Viktor Orban calls for ‘defence’ against possible surge if EU-Turkey deal collapses

Lizzie Dearden
Saturday 27 August 2016 10:22 BST
Syrian migrants cross under a fence into Hungary at the border with Serbia, near Roszke, 26 August, 2015
Syrian migrants cross under a fence into Hungary at the border with Serbia, near Roszke, 26 August, 2015

Hungary is planning a new and even “more massive” fence to prevent refugees from crossing its border on their way to western Europe.

The Prime Minister, Viktor Orban, said the construction would stop any surge in asylum seekers if the EU-Turkey deal reducing boat crossings over the Aegean Sea collapses.

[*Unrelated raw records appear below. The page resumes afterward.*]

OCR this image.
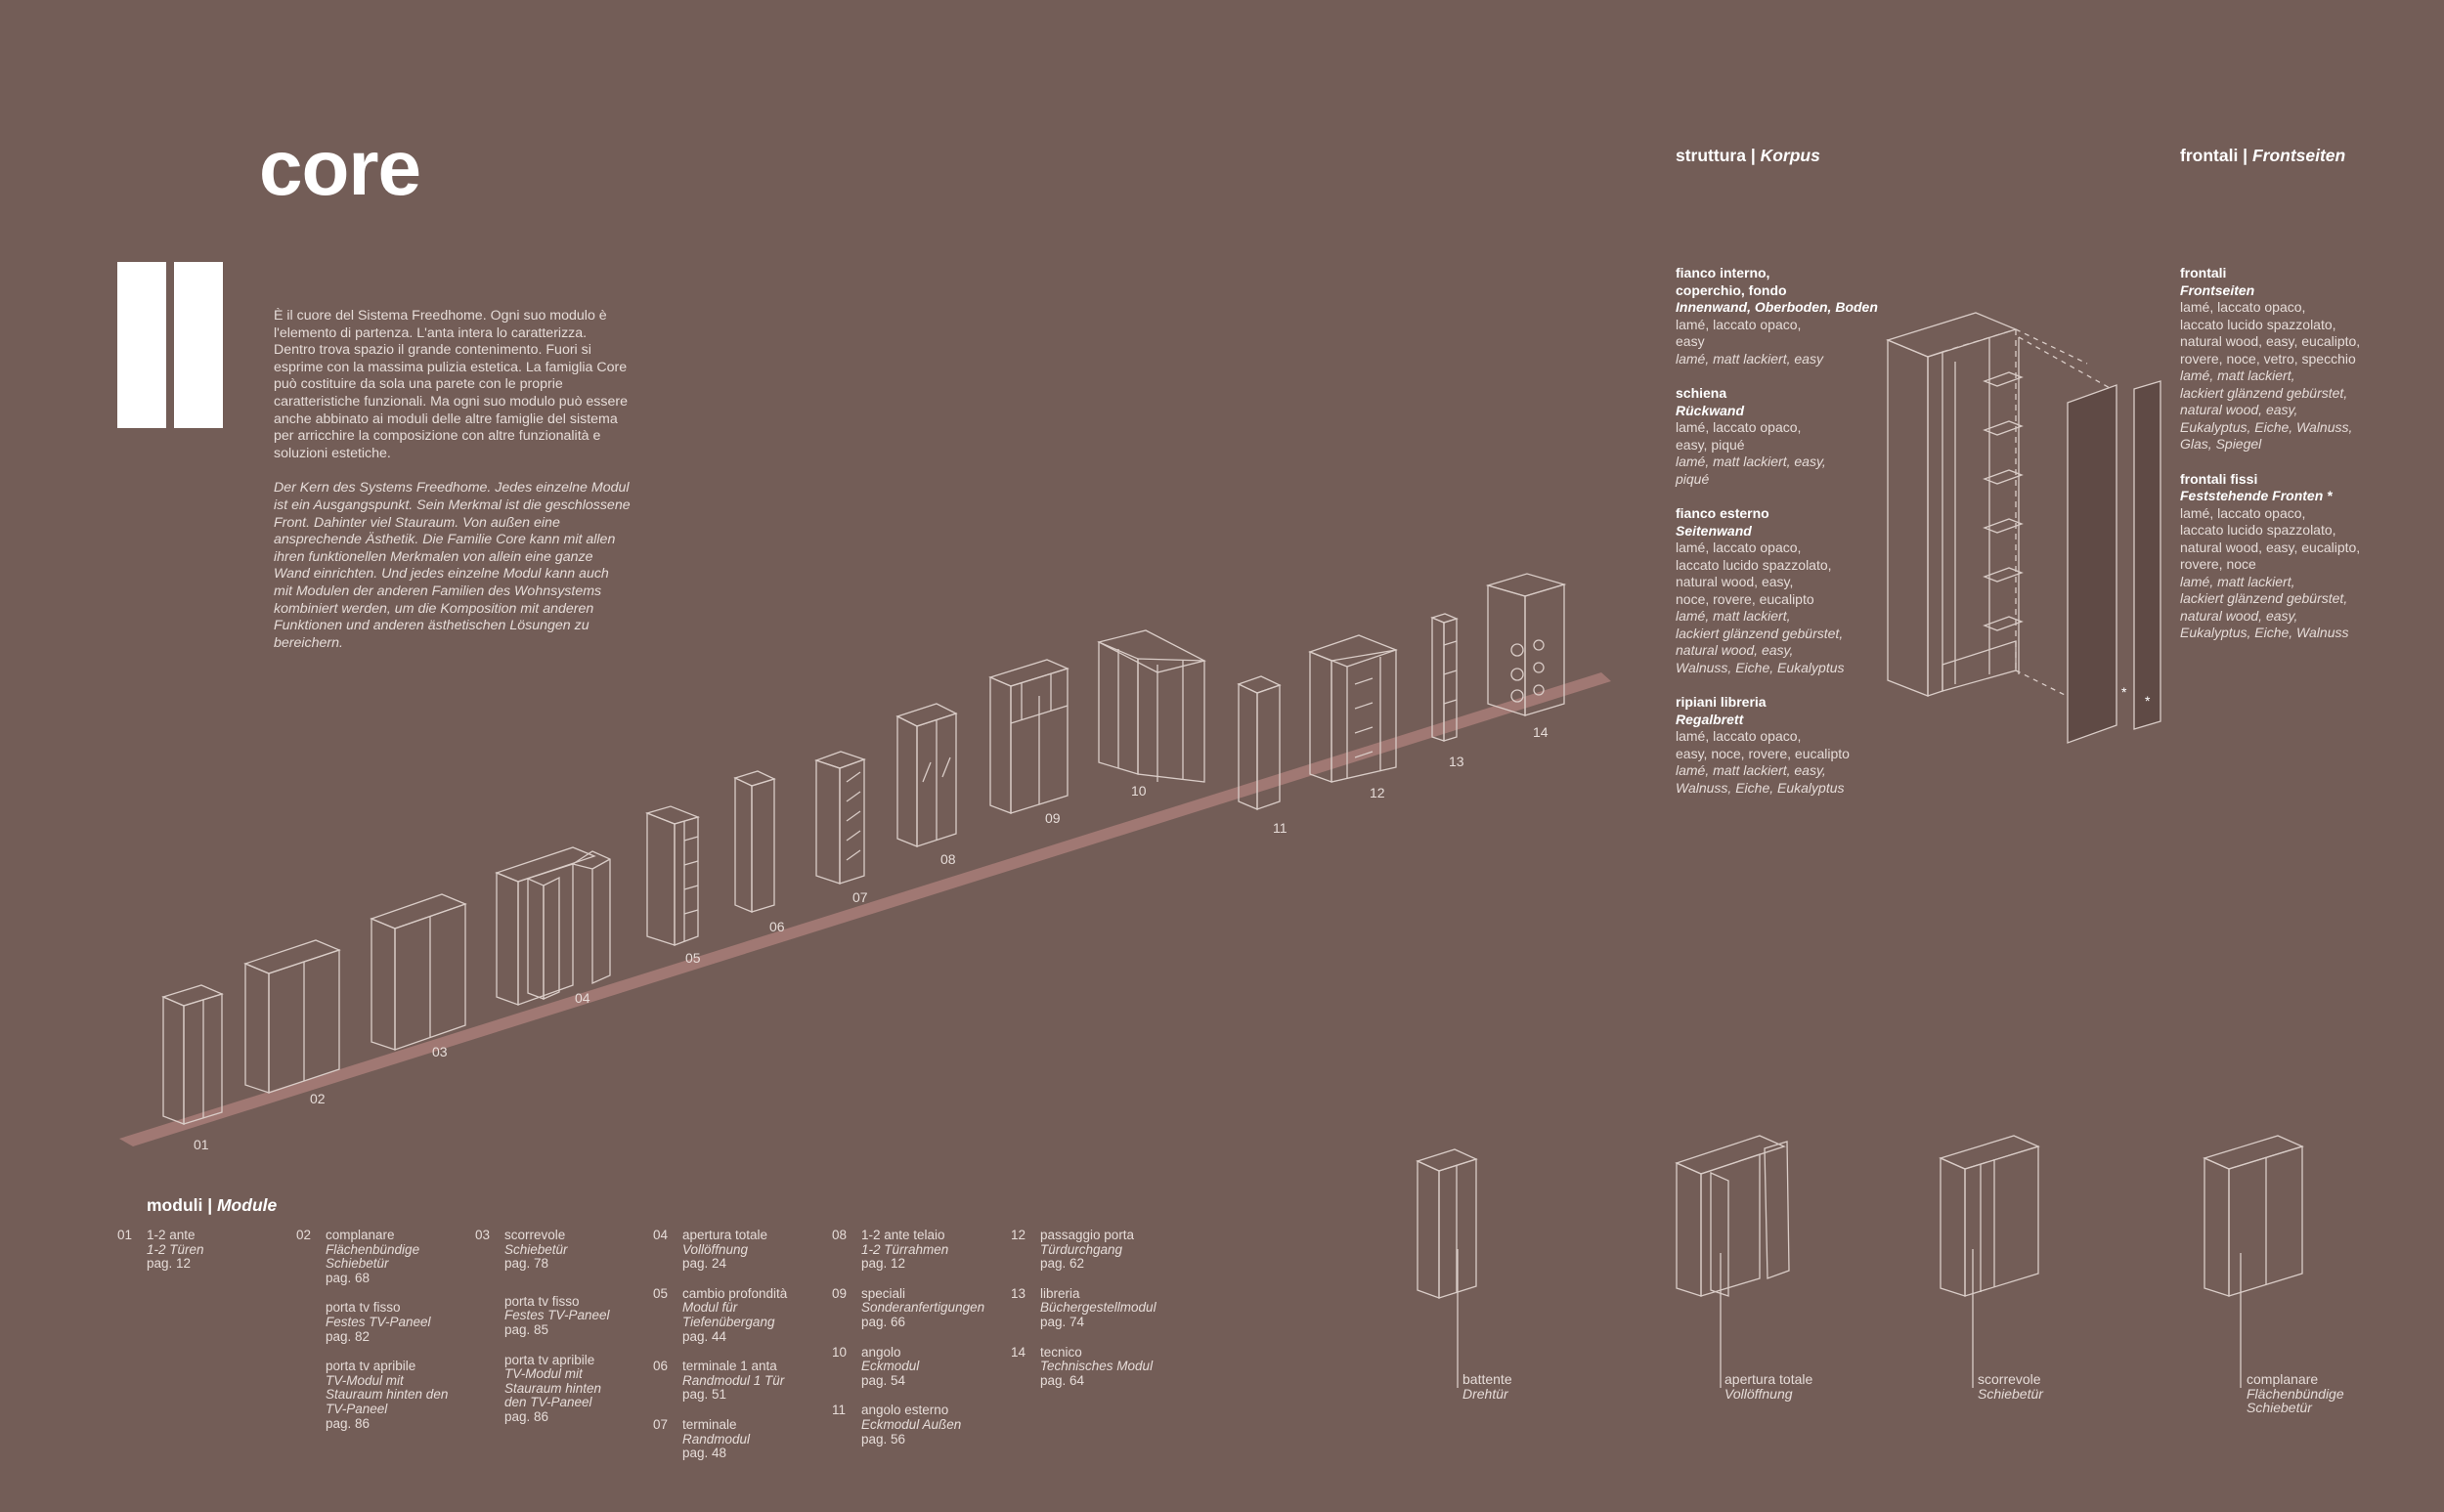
core

È il cuore del Sistema Freedhome. Ogni suo modulo è l'elemento di partenza. L'anta intera lo caratterizza. Dentro trova spazio il grande contenimento. Fuori si esprime con la massima pulizia estetica. La famiglia Core può costituire da sola una parete con le proprie caratteristiche funzionali. Ma ogni suo modulo può essere anche abbinato ai moduli delle altre famiglie del sistema per arricchire la composizione con altre funzionalità e soluzioni estetiche.

Der Kern des Systems Freedhome. Jedes einzelne Modul ist ein Ausgangspunkt. Sein Merkmal ist die geschlossene Front. Dahinter viel Stauraum. Von außen eine ansprechende Ästhetik. Die Familie Core kann mit allen ihren funktionellen Merkmalen von allein eine ganze Wand einrichten. Und jedes einzelne Modul kann auch mit Modulen der anderen Familien des Wohnsystems kombiniert werden, um die Komposition mit anderen Funktionen und anderen ästhetischen Lösungen zu bereichern.

*
*
01
02
03
04
05
06
07
08
09
10
11
12
13
14
struttura | Korpus	frontali | Frontseiten
fianco interno,
coperchio, fondo
Innenwand, Oberboden, Boden
lamé, laccato opaco,
easy
lamé, matt lackiert, easy
schiena
Rückwand
lamé, laccato opaco,
easy, piqué
lamé, matt lackiert, easy,
piqué
fianco esterno
Seitenwand
lamé, laccato opaco,
laccato lucido spazzolato,
natural wood, easy,
noce, rovere, eucalipto
lamé, matt lackiert,
lackiert glänzend gebürstet,
natural wood, easy,
Walnuss, Eiche, Eukalyptus
ripiani libreria
Regalbrett
lamé, laccato opaco,
easy, noce, rovere, eucalipto
lamé, matt lackiert, easy,
Walnuss, Eiche, Eukalyptus
frontali
Frontseiten
lamé, laccato opaco,
laccato lucido spazzolato,
natural wood, easy, eucalipto,
rovere, noce, vetro, specchio
lamé, matt lackiert,
lackiert glänzend gebürstet,
natural wood, easy,
Eukalyptus, Eiche, Walnuss,
Glas, Spiegel
frontali fissi
Feststehende Fronten *
lamé, laccato opaco,
laccato lucido spazzolato,
natural wood, easy, eucalipto,
rovere, noce
lamé, matt lackiert,
lackiert glänzend gebürstet,
natural wood, easy,
Eukalyptus, Eiche, Walnuss
moduli | Module
01 1-2 ante
1-2 Türen
pag. 12
02 complanare
Flächenbündige Schiebetür
pag. 68
porta tv fisso
Festes TV-Paneel
pag. 82
porta tv apribile
TV-Modul mit Stauraum hinten den TV-Paneel
pag. 86
03 scorrevole
Schiebetür
pag. 78
porta tv fisso
Festes TV-Paneel
pag. 85
porta tv apribile
TV-Modul mit Stauraum hinten den TV-Paneel
pag. 86
04 apertura totale
Vollöffnung
pag. 24
05 cambio profondità
Modul für Tiefenübergang
pag. 44
06 terminale 1 anta
Randmodul 1 Tür
pag. 51
07 terminale
Randmodul
pag. 48
08 1-2 ante telaio
1-2 Türrahmen
pag. 12
09 speciali
Sonderanfertigungen
pag. 66
10 angolo
Eckmodul
pag. 54
11 angolo esterno
Eckmodul Außen
pag. 56
12 passaggio porta
Türdurchgang
pag. 62
13 libreria
Büchergestellmodul
pag. 74
14 tecnico
Technisches Modul
pag. 64	battente
Drehtür
apertura totale
Vollöffnung
scorrevole
Schiebetür
complanare
Flächenbündige Schiebetür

“Technical planning is under way to erect a more massive defence system next to the existing line of defence, which was built quickly [last year],” he said.

Hungary jails 10 migrants

The existing razor-wire construction runs the entire length of Hungary’s borders with Serbia and Croatia, where hundreds of thousands of migrants have crossed during the refugee crisis.

The fence has been credited with sharply reducing flows, although footage has shown refugees attempting to climb or crawl under it.

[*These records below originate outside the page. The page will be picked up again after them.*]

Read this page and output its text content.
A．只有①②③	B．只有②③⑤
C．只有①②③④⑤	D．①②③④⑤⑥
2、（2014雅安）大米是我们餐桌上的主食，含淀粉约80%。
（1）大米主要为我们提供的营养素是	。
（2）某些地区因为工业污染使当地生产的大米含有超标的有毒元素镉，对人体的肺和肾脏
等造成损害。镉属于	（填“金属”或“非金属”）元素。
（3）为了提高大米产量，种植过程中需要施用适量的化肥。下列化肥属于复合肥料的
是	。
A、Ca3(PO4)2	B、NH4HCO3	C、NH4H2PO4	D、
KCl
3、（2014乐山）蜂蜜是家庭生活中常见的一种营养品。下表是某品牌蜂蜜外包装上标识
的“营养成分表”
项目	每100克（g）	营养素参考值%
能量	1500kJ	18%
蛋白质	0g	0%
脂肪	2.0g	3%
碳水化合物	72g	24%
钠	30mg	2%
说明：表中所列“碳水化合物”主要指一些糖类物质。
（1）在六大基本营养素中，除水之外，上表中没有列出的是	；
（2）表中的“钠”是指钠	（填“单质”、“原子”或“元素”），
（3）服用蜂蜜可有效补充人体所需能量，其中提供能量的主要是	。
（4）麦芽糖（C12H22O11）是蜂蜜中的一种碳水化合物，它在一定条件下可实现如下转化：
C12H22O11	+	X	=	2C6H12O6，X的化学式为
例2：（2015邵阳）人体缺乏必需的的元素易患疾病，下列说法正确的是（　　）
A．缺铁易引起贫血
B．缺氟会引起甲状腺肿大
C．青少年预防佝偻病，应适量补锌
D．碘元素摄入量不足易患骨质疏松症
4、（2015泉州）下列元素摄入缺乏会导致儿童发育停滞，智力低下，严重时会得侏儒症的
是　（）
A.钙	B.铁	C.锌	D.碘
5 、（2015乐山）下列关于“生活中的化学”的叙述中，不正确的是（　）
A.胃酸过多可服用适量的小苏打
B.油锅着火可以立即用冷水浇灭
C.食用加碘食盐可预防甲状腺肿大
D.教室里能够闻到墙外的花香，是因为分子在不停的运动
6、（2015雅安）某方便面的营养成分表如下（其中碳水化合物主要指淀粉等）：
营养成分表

It is one of several controversial policies brought in by Mr Orban, who previously called migrants a “poison” and is known for his anti-immigration views.

He said there could soon be a “greater need for security” at the borders if Turkey defualts on its agreement to keep refugees in the country and accept failed asylum seekers from Greece.

“If we can’t do it nicely, we have to hold them back by force,” Mr Orban said. “And we will do it, too.”

Turkish ministers have threatened to withdraw from the deal, which has caused a sharp drop in boats crossing the Aegean Sea since March, amid anger delays in an EU visa waiver programme and the response to a failed coup to oust Recep Tayyip Erdogan.

Mr Orban said it was in Europe’s interest to work with Turkey on security and other issues.

“Immigration and migrants damage Europe’s security, [they] are a threat to people and bring terrorism upon us,” he said, arguing that this was caused by allowing the uncontrolled entry of large numbers of people “from areas where Europe and the Western world are seen as the enemy”.

Calling for stronger controls at Europe’s external borders, he announced 3,000 new “border hunters” to tighten control at Hungary’s fences.

They have been widely condemned by human rights groups following protests by thousands of stranded migrants last year, who were beat back by police officers armed with truncheons, tear gas and water cannons.

Soldiers work on the fence along the now-finished Croatian border

It recently emerged security forces have begun making scarecrows along the fences in crude attempts to deter refugees, while one Hungarian MEP suggested pig heads should be hung there last week.

Hungary has also introduced controversial legislation that allows officials to return migrants to Serbia if they are caught within five miles of the border.

But officials have denied repeated allegations that officers have used force to “escort” the migrants and refugees back to Serbia.

Of 177,135 asylum applicants to Hungary in 2015, just 146 were approved, according to government statistics.

The government has called a referendum on 2 October seeking political support for the rejection of any EU plans to introduce refugee quotas among its member countries.

Meanwhile, Norway has started building its own fence along its border with Russia to keep out refugees using the route into Scandinavia.